= Parc archéologique et botanique de Solutré =

Archaeological site and botanical garden in France

The Archaeological and Botanical Park of Solutre (“Parc archéologique et botanique de Solutré” in French) (13,000 m²) is an archaeological site and botanical garden maintained by the Musée départemental de Préhistoire, Solutré-Pouilly, Saône-et-Loire, Bourgogne, France. It is open daily but closed in December.
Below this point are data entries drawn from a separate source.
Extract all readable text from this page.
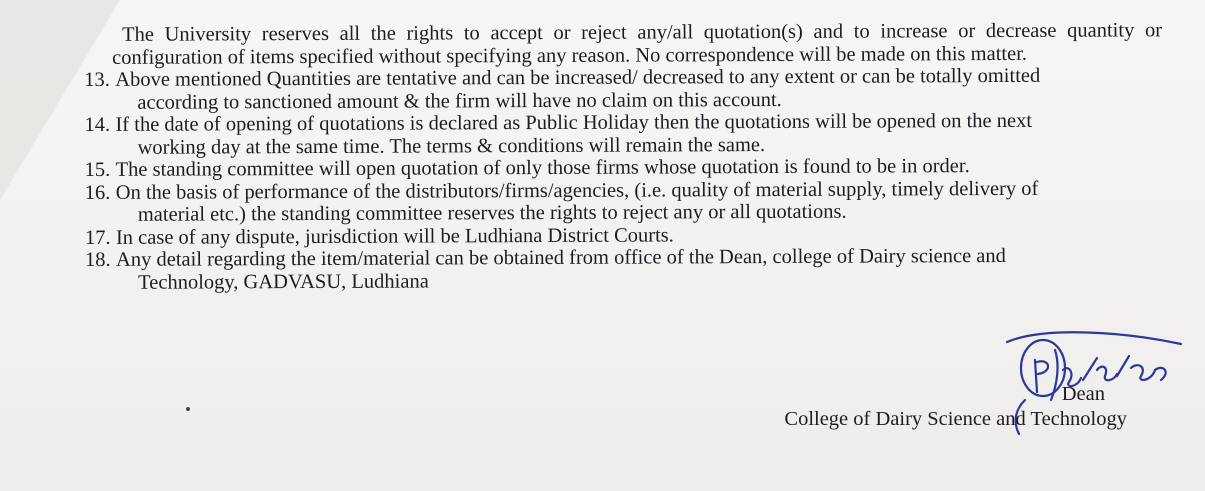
The University reserves all the rights to accept or reject any/all quotation(s) and to increase or decrease quantity or configuration of items specified without specifying any reason. No correspondence will be made on this matter.

13. Above mentioned Quantities are tentative and can be increased/ decreased to any extent or can be totally omitted
according to sanctioned amount & the firm will have no claim on this account.

14. If the date of opening of quotations is declared as Public Holiday then the quotations will be opened on the next
working day at the same time. The terms & conditions will remain the same.

15. The standing committee will open quotation of only those firms whose quotation is found to be in order.

16. On the basis of performance of the distributors/firms/agencies, (i.e. quality of material supply, timely delivery of
material etc.) the standing committee reserves the rights to reject any or all quotations.

17. In case of any dispute, jurisdiction will be Ludhiana District Courts.

18. Any detail regarding the item/material can be obtained from office of the Dean, college of Dairy science and
Technology, GADVASU, Ludhiana

Dean
College of Dairy Science and Technology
The park preserves one of the richest archaeological sites of prehistoric Europe: a hunting site used for more than 25,000 years during the Upper Paleolithic period, where hunters came to hunt and butcher thousands of horses and reindeer. Flint tools from this site have been termed Solutrean style. It was first excavated in 1866, classified as a historic monument in 1942, transferred to the management of the Conseil général de Saône-et-Loire in 1993, and opened to the public in 2006.

The park contains a marked trail through the former hunting site, with eight information areas describing the natural environment, its plant species, and results of archaeological research to date. Described are geology, animals in prehistoric times, hunting techniques, the landscape in prehistoric times, the site's discovery and initial excavation, and contemporary excavations.

Many regional trees, shrubs, and plants are labeled, including Acer campestre, Fraxinus excelsior, Juglans regia, Prunus mahaleb, Pyrus communis, Quercus pubescens, and Robinia pseudoacacia; Cornus sanguinea, Hippocrepis emerus, Ligustrum vulgare, Prunus spinosa, Ribes uva-crispa, Rosa canina, and Sambucus nigra; Aceras anthropophorum, Campanula rotundifolia, Clematis vitalba, Crataegus monogyna, Fragaria vesca, Geranium dissectum, Geranium molle, Geranium robertianum, Helleborus foetidus, Himantoglossum hircinum, Hypericum perforatum, Rubia peregrina, Rumex scutatus, Sanguisorba minor, Saponaria officinalis, Seseli montanum, Sedum album, Sedum reflexum, and Verbascum thapsus.